The oatmeal, pumpkin puree, flaxseed and chia seeds in these hearty maple pumpkin oatmeal bars gives them a high-fiber profile.

The seeds are also rich in protein and omega-3 fatty acids and a host of other nutrients that assist with blood sugar regulation.

Pumpkin is a great source of beta-carotene, a carotenoid your body converts into vitamin A, which is important for eye health and immune system function.

These versatile, low-calorie bars work well as a quick breakfast, an energy-boosting snack or to satiate that sweet tooth without any regrets.
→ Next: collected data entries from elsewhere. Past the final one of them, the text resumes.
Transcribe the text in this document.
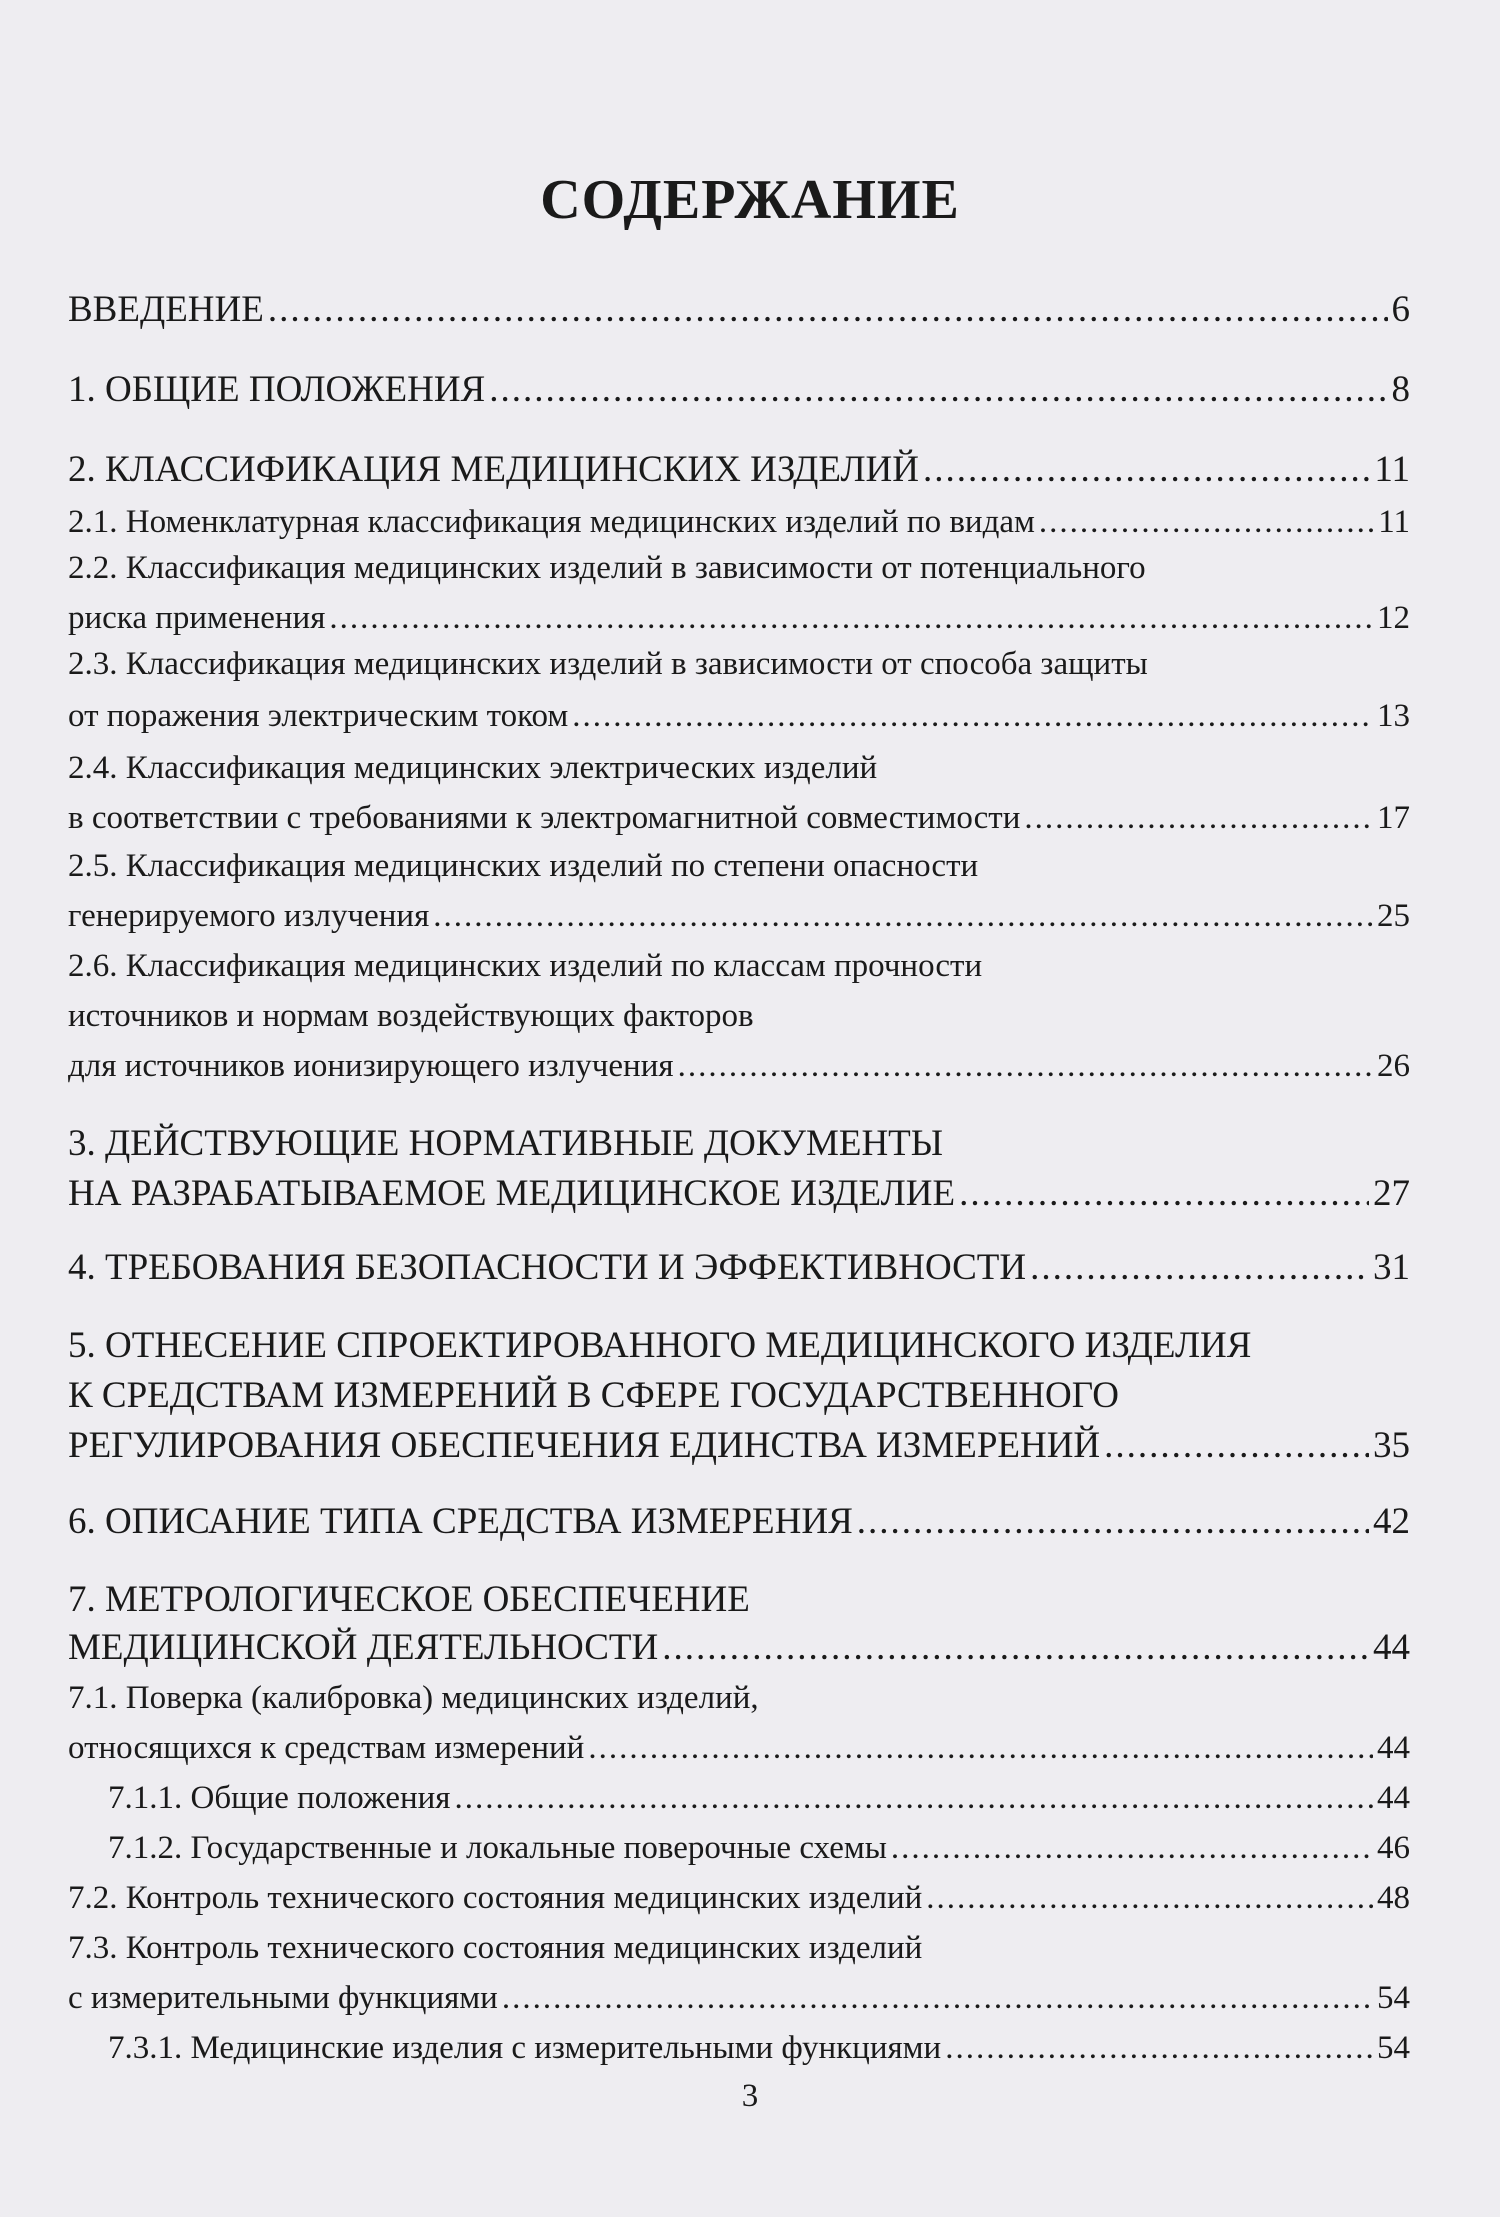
СОДЕРЖАНИЕ
ВВЕДЕНИЕ .....	6
1. ОБЩИЕ ПОЛОЖЕНИЯ .....	8
2. КЛАССИФИКАЦИЯ МЕДИЦИНСКИХ ИЗДЕЛИЙ .....	11
2.1. Номенклатурная классификация медицинских изделий по видам .....	11
2.2. Классификация медицинских изделий в зависимости от потенциального
риска применения .....	12
2.3. Классификация медицинских изделий в зависимости от способа защиты
от поражения электрическим током .....	13
2.4. Классификация медицинских электрических изделий
в соответствии с требованиями к электромагнитной совместимости .....	17
2.5. Классификация медицинских изделий по степени опасности
генерируемого излучения .....	25
2.6. Классификация медицинских изделий по классам прочности
источников и нормам воздействующих факторов
для источников ионизирующего излучения .....	26
3. ДЕЙСТВУЮЩИЕ НОРМАТИВНЫЕ ДОКУМЕНТЫ
НА РАЗРАБАТЫВАЕМОЕ МЕДИЦИНСКОЕ ИЗДЕЛИЕ .....	27
4. ТРЕБОВАНИЯ БЕЗОПАСНОСТИ И ЭФФЕКТИВНОСТИ .....	31
5. ОТНЕСЕНИЕ СПРОЕКТИРОВАННОГО МЕДИЦИНСКОГО ИЗДЕЛИЯ
К СРЕДСТВАМ ИЗМЕРЕНИЙ В СФЕРЕ ГОСУДАРСТВЕННОГО
РЕГУЛИРОВАНИЯ ОБЕСПЕЧЕНИЯ ЕДИНСТВА ИЗМЕРЕНИЙ .....	35
6. ОПИСАНИЕ ТИПА СРЕДСТВА ИЗМЕРЕНИЯ .....	42
7. МЕТРОЛОГИЧЕСКОЕ ОБЕСПЕЧЕНИЕ
МЕДИЦИНСКОЙ ДЕЯТЕЛЬНОСТИ .....	44
7.1. Поверка (калибровка) медицинских изделий,
относящихся к средствам измерений .....	44
7.1.1. Общие положения .....	44
7.1.2. Государственные и локальные поверочные схемы .....	46
7.2. Контроль технического состояния медицинских изделий .....	48
7.3. Контроль технического состояния медицинских изделий
с измерительными функциями .....	54
7.3.1. Медицинские изделия с измерительными функциями .....	54
3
  • 1 tablespoon flaxseed meal
  • 2½ tablespoons water
  • 2½ cups old-fashioned oats
  • 1 cup 1% milk (other milks work well)
  • ½ cup pumpkin puree
  • ½ cup pure maple syrup
  • ¼ cup coconut oil, melted
  • 1 teaspoon almond extract
  • 2 tablespoons chia seeds
  • ¾ teaspoon cinnamon
  • ¼ teaspoon nutmeg
  • ½ teaspoon baking powder
  • ¼ teaspoon baking soda
  • ⅓ cup almond slivers of slices


  • Preheat oven to 350 degrees, then spray or coat an 8 x 8 baking pan with oil or nonstick spray.
  • Mix flaxseed meal with water in a small bowl and set aside for 5 minutes.
  • Place oats in a food processor and mix until you create a flour. You can also use 2¼ cups of oat flour instead of making your own!
  • Combine flaxseed mixture with milk, pumpkin, maple syrup, oil and extract. Mix well.
  • In a clean bowl, whisk oat flour with chia seeds, cinnamon, nutmeg, baking powder and baking soda.
  • Pour milk into the oat flour mix and stir just until combined. Do not over-mix.
  • Fold in almond slivers then pour batter into prepared pan.
  • Bake 30-35 minutes until the edges begin to brown and the middle is set. Do not overbake!
  • Cool then cut into bars, which can be stored up to 5 days in the refrigerator.